The discomfort of the atmosphere lies not only in the traditional connotations of an old-fashioned hotel, but also in its construction: Why, then, does it make us so uncomfortable? Like childish fantasies present in many children’s books, drawings coming to life should be playful and imaginative. And though the installation is precisely that, it nevertheless feels like one is standing among corpses of the objects that have been so deeply embedded within everyday American life. The Paper-Thin Hotel is a fantasyland with everything contained therein but reality itself.

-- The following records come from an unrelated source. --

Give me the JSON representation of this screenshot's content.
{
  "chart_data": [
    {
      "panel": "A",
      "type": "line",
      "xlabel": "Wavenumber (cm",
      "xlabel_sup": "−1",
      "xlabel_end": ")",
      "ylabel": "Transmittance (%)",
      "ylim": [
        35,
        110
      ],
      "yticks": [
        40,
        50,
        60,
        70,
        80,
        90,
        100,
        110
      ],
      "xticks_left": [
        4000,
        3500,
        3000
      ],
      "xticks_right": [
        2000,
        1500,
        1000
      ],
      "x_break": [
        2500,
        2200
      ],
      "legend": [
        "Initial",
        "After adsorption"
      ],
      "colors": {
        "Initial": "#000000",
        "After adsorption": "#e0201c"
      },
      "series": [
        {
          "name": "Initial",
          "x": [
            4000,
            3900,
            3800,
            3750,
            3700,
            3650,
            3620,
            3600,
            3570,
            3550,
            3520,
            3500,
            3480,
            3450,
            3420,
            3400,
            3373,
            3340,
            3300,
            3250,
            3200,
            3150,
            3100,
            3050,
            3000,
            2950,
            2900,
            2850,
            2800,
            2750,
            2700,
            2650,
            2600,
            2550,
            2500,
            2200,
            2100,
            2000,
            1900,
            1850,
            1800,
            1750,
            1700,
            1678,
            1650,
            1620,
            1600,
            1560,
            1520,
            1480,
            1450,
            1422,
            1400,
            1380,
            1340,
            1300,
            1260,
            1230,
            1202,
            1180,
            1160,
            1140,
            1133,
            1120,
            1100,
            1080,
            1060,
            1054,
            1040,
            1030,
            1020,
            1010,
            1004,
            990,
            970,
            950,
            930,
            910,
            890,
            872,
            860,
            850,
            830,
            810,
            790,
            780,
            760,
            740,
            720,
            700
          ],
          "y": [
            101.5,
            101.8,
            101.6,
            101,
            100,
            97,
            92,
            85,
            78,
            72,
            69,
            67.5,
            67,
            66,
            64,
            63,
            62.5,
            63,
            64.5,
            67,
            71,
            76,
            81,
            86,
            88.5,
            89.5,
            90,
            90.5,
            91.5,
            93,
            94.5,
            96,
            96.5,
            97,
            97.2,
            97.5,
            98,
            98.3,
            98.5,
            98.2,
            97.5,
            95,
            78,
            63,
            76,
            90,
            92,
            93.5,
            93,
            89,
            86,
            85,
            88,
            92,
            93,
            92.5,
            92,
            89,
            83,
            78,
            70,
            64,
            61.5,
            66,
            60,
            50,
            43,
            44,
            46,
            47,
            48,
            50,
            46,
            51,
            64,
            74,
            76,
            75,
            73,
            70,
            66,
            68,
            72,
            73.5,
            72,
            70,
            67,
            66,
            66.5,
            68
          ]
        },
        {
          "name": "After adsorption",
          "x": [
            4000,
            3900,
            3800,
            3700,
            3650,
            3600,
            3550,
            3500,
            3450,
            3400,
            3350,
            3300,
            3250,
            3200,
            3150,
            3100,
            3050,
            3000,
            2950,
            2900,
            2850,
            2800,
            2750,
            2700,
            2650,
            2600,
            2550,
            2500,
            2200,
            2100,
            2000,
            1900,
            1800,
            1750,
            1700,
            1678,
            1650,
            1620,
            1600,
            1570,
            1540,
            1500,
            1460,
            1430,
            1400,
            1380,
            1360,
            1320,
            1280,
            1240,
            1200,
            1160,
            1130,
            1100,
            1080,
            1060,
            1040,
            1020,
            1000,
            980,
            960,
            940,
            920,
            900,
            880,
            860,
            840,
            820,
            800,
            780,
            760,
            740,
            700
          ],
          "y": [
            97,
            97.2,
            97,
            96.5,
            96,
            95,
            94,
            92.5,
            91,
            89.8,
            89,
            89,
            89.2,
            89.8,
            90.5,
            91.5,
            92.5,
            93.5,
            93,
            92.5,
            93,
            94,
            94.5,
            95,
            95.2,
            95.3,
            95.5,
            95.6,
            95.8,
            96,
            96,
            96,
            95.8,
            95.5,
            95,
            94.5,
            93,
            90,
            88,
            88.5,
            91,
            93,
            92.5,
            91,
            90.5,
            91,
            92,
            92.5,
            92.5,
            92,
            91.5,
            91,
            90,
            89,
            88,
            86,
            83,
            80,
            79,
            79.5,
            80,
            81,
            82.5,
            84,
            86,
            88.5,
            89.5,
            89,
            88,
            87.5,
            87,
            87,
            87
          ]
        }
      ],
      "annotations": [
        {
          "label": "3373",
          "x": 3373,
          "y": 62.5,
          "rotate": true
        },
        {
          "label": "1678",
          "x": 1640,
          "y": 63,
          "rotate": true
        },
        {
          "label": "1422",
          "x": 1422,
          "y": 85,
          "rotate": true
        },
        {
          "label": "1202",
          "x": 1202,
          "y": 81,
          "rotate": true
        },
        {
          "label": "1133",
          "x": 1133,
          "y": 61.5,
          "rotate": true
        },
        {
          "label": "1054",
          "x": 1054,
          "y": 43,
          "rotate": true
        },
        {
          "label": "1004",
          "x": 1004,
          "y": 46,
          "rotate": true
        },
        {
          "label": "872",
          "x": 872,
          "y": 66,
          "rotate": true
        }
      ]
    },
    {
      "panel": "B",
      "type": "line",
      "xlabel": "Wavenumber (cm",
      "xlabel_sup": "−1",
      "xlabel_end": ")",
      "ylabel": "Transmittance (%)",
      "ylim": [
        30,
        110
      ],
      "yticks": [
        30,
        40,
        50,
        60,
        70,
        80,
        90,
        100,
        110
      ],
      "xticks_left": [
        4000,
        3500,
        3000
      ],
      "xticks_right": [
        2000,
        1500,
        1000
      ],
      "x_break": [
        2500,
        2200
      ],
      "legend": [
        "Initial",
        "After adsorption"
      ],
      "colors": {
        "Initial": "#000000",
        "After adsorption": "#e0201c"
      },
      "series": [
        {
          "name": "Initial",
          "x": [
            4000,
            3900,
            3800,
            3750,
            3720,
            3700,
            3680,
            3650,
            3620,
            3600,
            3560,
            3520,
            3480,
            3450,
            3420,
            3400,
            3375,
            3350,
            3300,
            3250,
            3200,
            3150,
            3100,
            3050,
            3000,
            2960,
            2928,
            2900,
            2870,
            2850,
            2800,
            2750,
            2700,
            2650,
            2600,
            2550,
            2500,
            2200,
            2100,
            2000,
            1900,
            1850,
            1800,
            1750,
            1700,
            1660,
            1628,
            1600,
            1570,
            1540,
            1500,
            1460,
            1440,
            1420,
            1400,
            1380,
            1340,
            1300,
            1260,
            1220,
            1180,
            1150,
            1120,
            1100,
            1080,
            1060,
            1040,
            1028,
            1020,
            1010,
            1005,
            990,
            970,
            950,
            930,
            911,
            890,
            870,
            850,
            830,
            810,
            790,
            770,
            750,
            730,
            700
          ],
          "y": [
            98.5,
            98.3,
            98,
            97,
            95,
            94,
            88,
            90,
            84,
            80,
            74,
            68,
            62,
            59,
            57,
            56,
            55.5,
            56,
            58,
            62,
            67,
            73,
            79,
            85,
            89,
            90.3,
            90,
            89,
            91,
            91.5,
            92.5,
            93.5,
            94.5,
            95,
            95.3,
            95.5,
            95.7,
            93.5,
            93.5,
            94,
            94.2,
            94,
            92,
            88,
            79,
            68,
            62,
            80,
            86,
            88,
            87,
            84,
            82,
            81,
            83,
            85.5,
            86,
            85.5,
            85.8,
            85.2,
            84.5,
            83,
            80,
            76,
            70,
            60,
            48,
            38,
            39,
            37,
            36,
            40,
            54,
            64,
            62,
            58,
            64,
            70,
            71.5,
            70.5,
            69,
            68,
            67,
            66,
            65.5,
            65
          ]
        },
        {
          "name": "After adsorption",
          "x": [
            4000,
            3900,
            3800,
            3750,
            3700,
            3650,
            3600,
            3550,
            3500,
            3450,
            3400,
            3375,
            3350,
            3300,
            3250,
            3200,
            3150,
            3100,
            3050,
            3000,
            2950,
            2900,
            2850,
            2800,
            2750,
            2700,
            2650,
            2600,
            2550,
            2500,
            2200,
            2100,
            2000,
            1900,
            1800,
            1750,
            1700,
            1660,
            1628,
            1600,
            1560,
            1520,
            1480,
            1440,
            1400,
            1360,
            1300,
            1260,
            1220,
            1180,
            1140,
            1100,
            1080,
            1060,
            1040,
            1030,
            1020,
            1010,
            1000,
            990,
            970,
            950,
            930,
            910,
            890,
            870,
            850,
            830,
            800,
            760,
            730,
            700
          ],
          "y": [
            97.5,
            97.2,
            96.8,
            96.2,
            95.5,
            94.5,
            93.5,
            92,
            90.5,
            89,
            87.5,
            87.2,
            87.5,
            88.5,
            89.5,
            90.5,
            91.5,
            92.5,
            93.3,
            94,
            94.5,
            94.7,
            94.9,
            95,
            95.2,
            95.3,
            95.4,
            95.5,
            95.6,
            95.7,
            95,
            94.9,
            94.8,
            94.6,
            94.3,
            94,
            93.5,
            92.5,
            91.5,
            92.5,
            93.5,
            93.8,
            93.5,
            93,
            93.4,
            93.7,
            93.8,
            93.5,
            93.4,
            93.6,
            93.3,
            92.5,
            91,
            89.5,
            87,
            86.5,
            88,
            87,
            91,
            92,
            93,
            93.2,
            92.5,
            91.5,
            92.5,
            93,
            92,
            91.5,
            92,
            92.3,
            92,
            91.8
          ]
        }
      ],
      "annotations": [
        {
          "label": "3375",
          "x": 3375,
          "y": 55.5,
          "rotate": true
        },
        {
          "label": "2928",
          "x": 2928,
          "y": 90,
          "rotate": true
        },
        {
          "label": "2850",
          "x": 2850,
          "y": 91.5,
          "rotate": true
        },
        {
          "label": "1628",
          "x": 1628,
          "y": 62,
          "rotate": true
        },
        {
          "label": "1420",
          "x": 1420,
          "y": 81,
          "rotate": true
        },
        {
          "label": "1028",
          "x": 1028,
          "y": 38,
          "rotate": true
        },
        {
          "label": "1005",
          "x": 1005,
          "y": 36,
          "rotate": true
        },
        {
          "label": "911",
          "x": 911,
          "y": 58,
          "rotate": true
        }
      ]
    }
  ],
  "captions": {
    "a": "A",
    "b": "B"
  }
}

Dosshaus is commenting on the recycled and relative nature of reality today. Particularly explorative of social media’s power in modern culture, Dosshaus magnifies this fabrication by constructing a world that is literally “fake.” Though the work is fun and playful, it is important to consider what it might expose about individuals’ own fabricated realities.
From the gallery’s website: “Our walls are thinner than ever. Additionally, with the myriad cardboard variations on artifacts that once served as the foundation of American culture, one can’t help but wonder if the real things are anything more than a paper-thin illusion.”
Perhaps we are all vagabonds in some sense, existing within our own paper-thin hotels, roaming here and there, searching for a home within the next person’s illusive configuration.